1) You're right I could abstract this out a bit more, however in my situation I'm without access to other methods such as memcache (which if I understand correctly wouldn't implement the tagging feature) and I wanted to purposely not cache in a database due to my current situation of having limited server resources.

2) Fair point

3+4) Perhaps I misunderstood the intended use of serialize but I was thinking that if you're just caching a name or some html for example it would be less intensive to literally store it as that as opposed to serializing to unserialize it. Therefore I only serialized objects and arrays.

5) I don't understand what you mean here, the ID is the key?

6) I'll make this change

7) My thinking was that if you ask to something to be deleted you're just going to presume it's deleted as it's unlikely you will call it again (because you're under the impression it's been deleted).

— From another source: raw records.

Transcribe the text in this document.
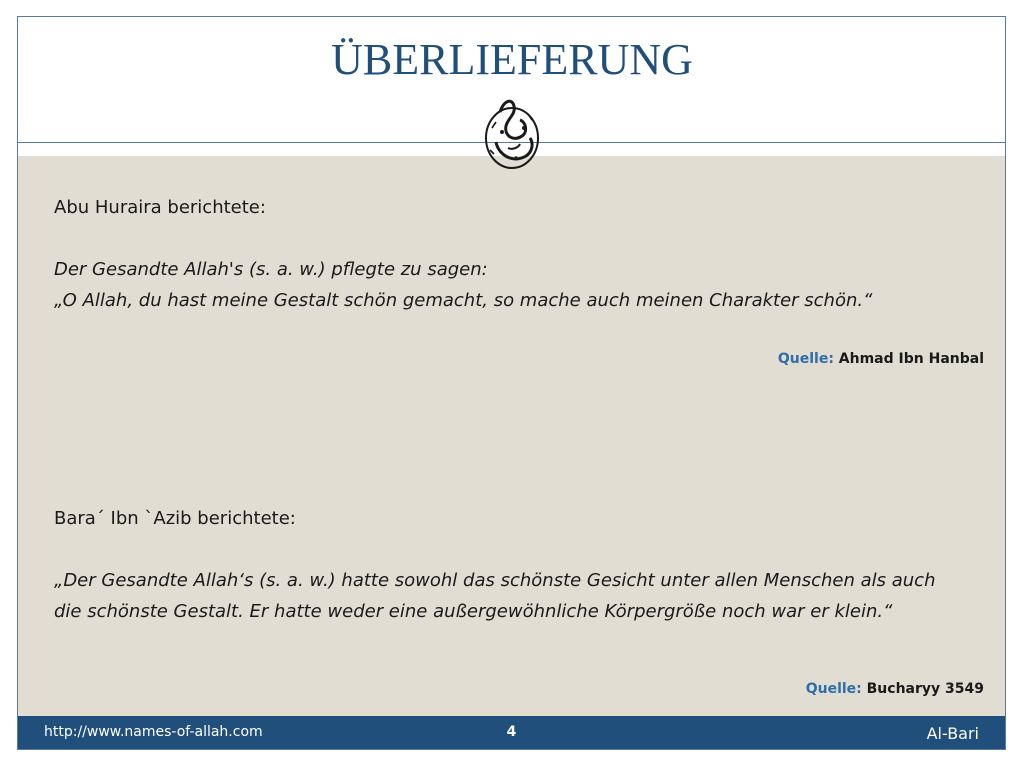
ÜBERLIEFERUNG
Abu Huraira berichtete:
Der Gesandte Allah's (s. a. w.) pflegte zu sagen:
„O Allah, du hast meine Gestalt schön gemacht, so mache auch meinen Charakter schön.“
Quelle: Ahmad Ibn Hanbal
Bara´ Ibn `Azib berichtete:
„Der Gesandte Allah‘s (s. a. w.) hatte sowohl das schönste Gesicht unter allen Menschen als auch
die schönste Gestalt. Er hatte weder eine außergewöhnliche Körpergröße noch war er klein.“
Quelle: Bucharyy 3549
http://www.names-of-allah.com	4	Al-Bari
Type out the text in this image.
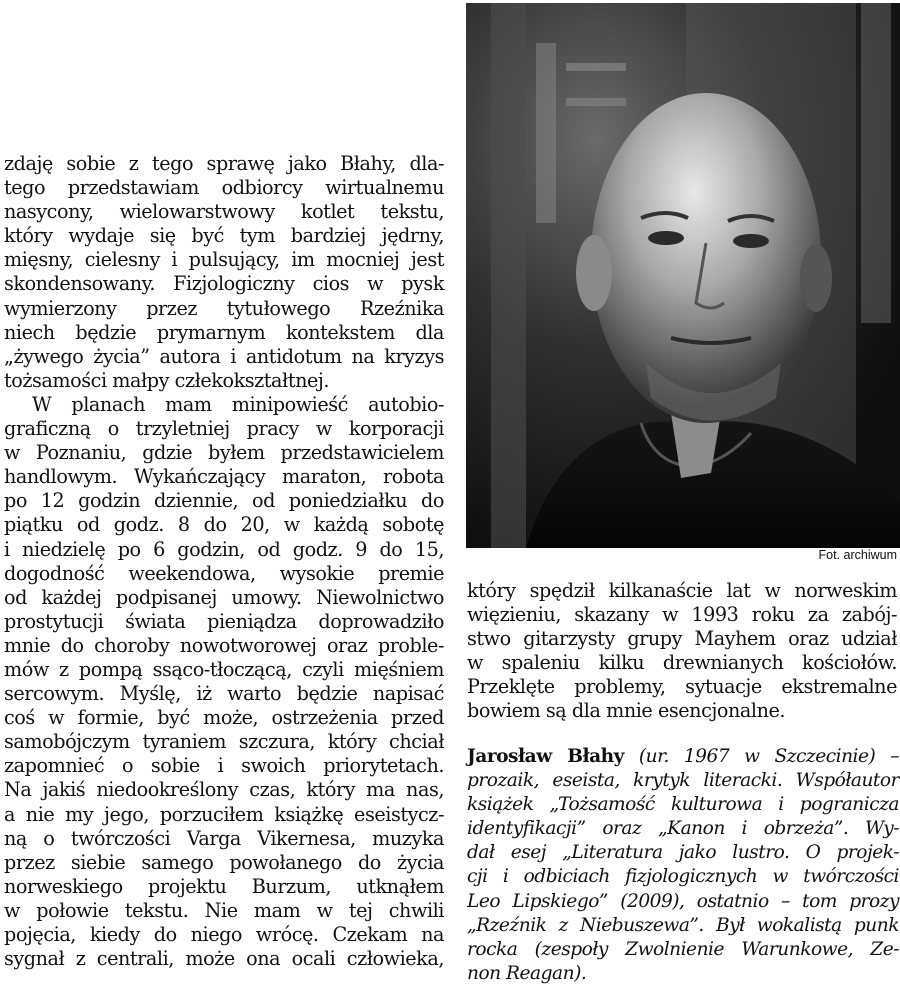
zdaję sobie z tego sprawę jako Błahy, dla-
tego przedstawiam odbiorcy wirtualnemu
nasycony, wielowarstwowy kotlet tekstu,
który wydaje się być tym bardziej jędrny,
mięsny, cielesny i pulsujący, im mocniej jest
skondensowany. Fizjologiczny cios w pysk
wymierzony przez tytułowego Rzeźnika
niech będzie prymarnym kontekstem dla
„żywego życia” autora i antidotum na kryzys
tożsamości małpy człekokształtnej.
W planach mam minipowieść autobio-
graficzną o trzyletniej pracy w korporacji
w Poznaniu, gdzie byłem przedstawicielem
handlowym. Wykańczający maraton, robota
po 12 godzin dziennie, od poniedziałku do
piątku od godz. 8 do 20, w każdą sobotę
i niedzielę po 6 godzin, od godz. 9 do 15,
dogodność weekendowa, wysokie premie
od każdej podpisanej umowy. Niewolnictwo
prostytucji świata pieniądza doprowadziło
mnie do choroby nowotworowej oraz proble-
mów z pompą ssąco-tłoczącą, czyli mięśniem
sercowym. Myślę, iż warto będzie napisać
coś w formie, być może, ostrzeżenia przed
samobójczym tyraniem szczura, który chciał
zapomnieć o sobie i swoich priorytetach.
Na jakiś niedookreślony czas, który ma nas,
a nie my jego, porzuciłem książkę eseistycz-
ną o twórczości Varga Vikernesa, muzyka
przez siebie samego powołanego do życia
norweskiego projektu Burzum, utknąłem
w połowie tekstu. Nie mam w tej chwili
pojęcia, kiedy do niego wrócę. Czekam na
sygnał z centrali, może ona ocali człowieka,
Fot. archiwum
który spędził kilkanaście lat w norweskim
więzieniu, skazany w 1993 roku za zabój-
stwo gitarzysty grupy Mayhem oraz udział
w spaleniu kilku drewnianych kościołów.
Przeklęte problemy, sytuacje ekstremalne
bowiem są dla mnie esencjonalne.
Jarosław Błahy (ur. 1967 w Szczecinie) –
prozaik, eseista, krytyk literacki. Współautor
książek „Tożsamość kulturowa i pogranicza
identyfikacji” oraz „Kanon i obrzeża”. Wy-
dał esej „Literatura jako lustro. O projek-
cji i odbiciach fizjologicznych w twórczości
Leo Lipskiego” (2009), ostatnio – tom prozy
„Rzeźnik z Niebuszewa”. Był wokalistą punk
rocka (zespoły Zwolnienie Warunkowe, Ze-
non Reagan).
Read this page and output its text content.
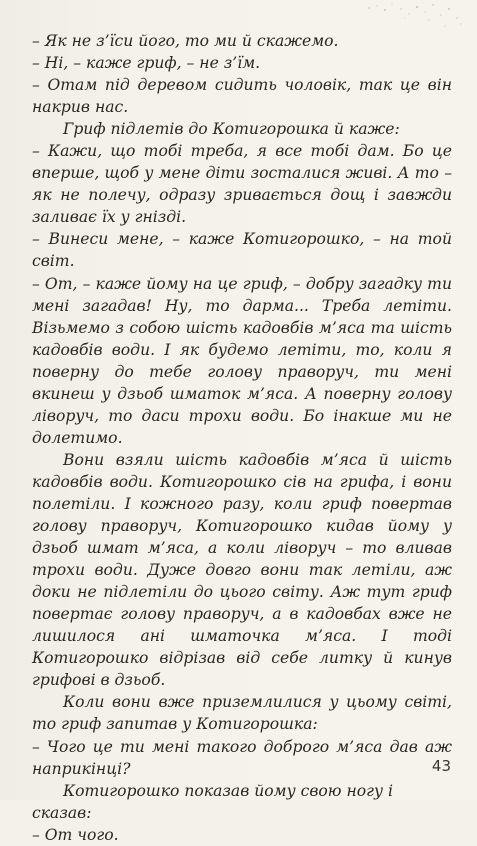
– Як не з’їси його, то ми й скажемо.

– Ні, – каже гриф, – не з’їм.

– Отам під деревом сидить чоловік, так це він накрив нас.

Гриф підлетів до Котигорошка й каже:

– Кажи, що тобі треба, я все тобі дам. Бо це вперше, щоб у мене діти зосталися живі. А то – як не полечу, одразу зривається дощ і завжди заливає їх у гнізді.

– Винеси мене, – каже Котигорошко, – на той світ.

– От, – каже йому на це гриф, – добру загадку ти мені загадав! Ну, то дарма... Треба летіти. Візьмемо з собою шість кадовбів м’яса та шість кадовбів води. І як будемо летіти, то, коли я поверну до тебе голову праворуч, ти мені вкинеш у дзьоб шматок м’яса. А поверну голову ліворуч, то даси трохи води. Бо інакше ми не долетимо.

Вони взяли шість кадовбів м’яса й шість кадовбів води. Котигорошко сів на грифа, і вони полетіли. І кожного разу, коли гриф повертав голову праворуч, Котигорошко кидав йому у дзьоб шмат м’яса, а коли ліворуч – то вливав трохи води. Дуже довго вони так летіли, аж доки не підлетіли до цього світу. Аж тут гриф повертає голову праворуч, а в кадовбах вже не лишилося ані шматочка м’яса. І тоді Котигорошко відрізав від себе литку й кинув грифові в дзьоб.

Коли вони вже приземлилися у цьому світі, то гриф запитав у Котигорошка:

– Чого це ти мені такого доброго м’яса дав аж наприкінці?

Котигорошко показав йому свою ногу і сказав:

– От чого.

43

8+9) Yes I agree, again this is something I intend to change.
#5

[eluser]Seppo[/eluser]
[quote author="alexbilbie" date="1258344546"]1) You're right I could abstract this out a bit more, however in my situation I'm without access to other methods such as memcache (which if I understand correctly wouldn't implement the tagging feature) and I wanted to purposely not cache in a database due to my current situation of having limited server resources.[/quote]
Well... if you use memcache you can have tagging feature as u have now, making you own indexing/lookup system.

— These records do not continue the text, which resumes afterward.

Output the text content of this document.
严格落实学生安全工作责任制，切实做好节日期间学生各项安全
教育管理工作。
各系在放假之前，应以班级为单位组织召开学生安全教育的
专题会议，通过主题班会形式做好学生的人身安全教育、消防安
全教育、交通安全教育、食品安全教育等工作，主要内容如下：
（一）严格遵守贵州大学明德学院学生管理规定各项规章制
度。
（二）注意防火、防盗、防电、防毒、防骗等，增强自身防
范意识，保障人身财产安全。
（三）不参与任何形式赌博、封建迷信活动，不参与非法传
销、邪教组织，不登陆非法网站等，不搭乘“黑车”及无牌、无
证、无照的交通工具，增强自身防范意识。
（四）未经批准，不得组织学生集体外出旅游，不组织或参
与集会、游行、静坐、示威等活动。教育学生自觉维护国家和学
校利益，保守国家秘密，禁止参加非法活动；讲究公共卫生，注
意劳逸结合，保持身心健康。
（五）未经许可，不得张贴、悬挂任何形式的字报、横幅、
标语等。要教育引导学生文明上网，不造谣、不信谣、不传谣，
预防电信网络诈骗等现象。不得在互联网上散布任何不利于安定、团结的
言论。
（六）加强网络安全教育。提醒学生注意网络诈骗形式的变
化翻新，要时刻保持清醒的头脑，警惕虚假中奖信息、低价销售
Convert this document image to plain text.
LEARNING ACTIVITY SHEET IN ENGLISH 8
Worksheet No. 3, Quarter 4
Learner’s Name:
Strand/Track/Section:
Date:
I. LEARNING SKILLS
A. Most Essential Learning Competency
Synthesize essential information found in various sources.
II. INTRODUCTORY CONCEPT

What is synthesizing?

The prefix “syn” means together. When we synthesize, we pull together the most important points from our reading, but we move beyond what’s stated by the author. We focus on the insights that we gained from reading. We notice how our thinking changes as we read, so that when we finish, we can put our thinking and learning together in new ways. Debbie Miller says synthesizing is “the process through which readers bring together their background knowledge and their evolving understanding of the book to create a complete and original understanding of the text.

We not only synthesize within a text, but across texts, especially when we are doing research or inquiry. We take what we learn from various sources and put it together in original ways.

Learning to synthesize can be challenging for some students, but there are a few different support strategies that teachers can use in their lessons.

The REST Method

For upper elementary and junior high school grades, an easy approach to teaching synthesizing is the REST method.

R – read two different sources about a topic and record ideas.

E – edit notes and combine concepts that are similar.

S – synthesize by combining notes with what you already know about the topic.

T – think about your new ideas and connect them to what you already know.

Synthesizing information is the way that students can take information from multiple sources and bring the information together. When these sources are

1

[quote author="alexbilbie" date="1258344546"]3+4) Perhaps I misunderstood the intended use of serialize but I was thinking that if you're just caching a name or some html for example it would be less intensive to literally store it as that as opposed to serializing to unserialize it. Therefore I only serialized objects and arrays.[/quote]
3) Again, serializing a resource is an error, and completly wrong and useless.
4) You might add some small overhead, but if you store a boolean or an integer you will be keeping the type which is useful.

[quote author="alexbilbie" date="1258344546"]5) I don't understand what you mean here, the ID is the key?[/quote]My bad here, I meant the file name, not the key

[quote author="alexbilbie" date="1258344546"]7) My thinking was that if you ask to something to be deleted you're just going to presume it's deleted as it's unlikely you will call it again (because you're under the impression it's been deleted).[/quote]well, usually makes sense that if you return a true you would return false and not null..
#6

[eluser]alexbilbie[/eluser]
Okay I've updated the library following suggestions from @seppo.

I've modulised the code a bit to reduce code repetition, added some self cleaning functions, fixed a bug or two I'd originally missed and I've added a new function:

Code:
$this->cache->cleanup();

...which can be run on a cron job which will remove cache files which are no longer valid.